We were only there from Tuesday night to Thursday afternoon, but managed to cover all these places. Suffice to say, we were almost constantly full, and also very satisfied. Besides all that eating, we did manage to do other things. Like go to the museum! (Thanks for entertaining my nerdy request, friends.) Using our student cards for one of the last times, we entered for free and explored the dinosaur, WWI, and brain/mind exhibitions. We also did some shopping, window or otherwise, which brought about a nice sense of familiarity. I miss wandering around malls! Also, Emporium reminded me a lot of Pavilion. At night, since things were still open (shock! horror!), we went to 'sing K', as I have learnt that it's called. It was all a lot of fun, and I was glad to have had the company that I did.

Now, I am back in the peace and quiet of Launceston, enjoying my last few days off before uni begins again. One and a half more rotations and a portfolio interview to go, and then I will be officially done with med school!
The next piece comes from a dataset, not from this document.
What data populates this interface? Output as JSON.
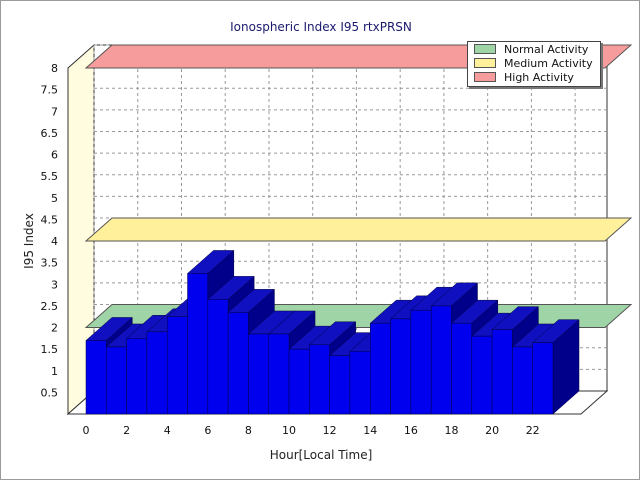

Five years have gone by so slowly yet so quickly, and I cannot believe that we're nearly there. I used to feel woefully unprepared to be a doctor and far from capable, but at this point, I think I'll be okay. I really do.

I will probably post a longer, soppier post about my feelings on this when we actually finish. For now, though, I'm going to enjoy what little time we have left before we have to start getting stressed over logbooks and our portfolios and things like that. I've not felt this relaxed in a very long time, and I am going to savour it as much as I can, while I still can.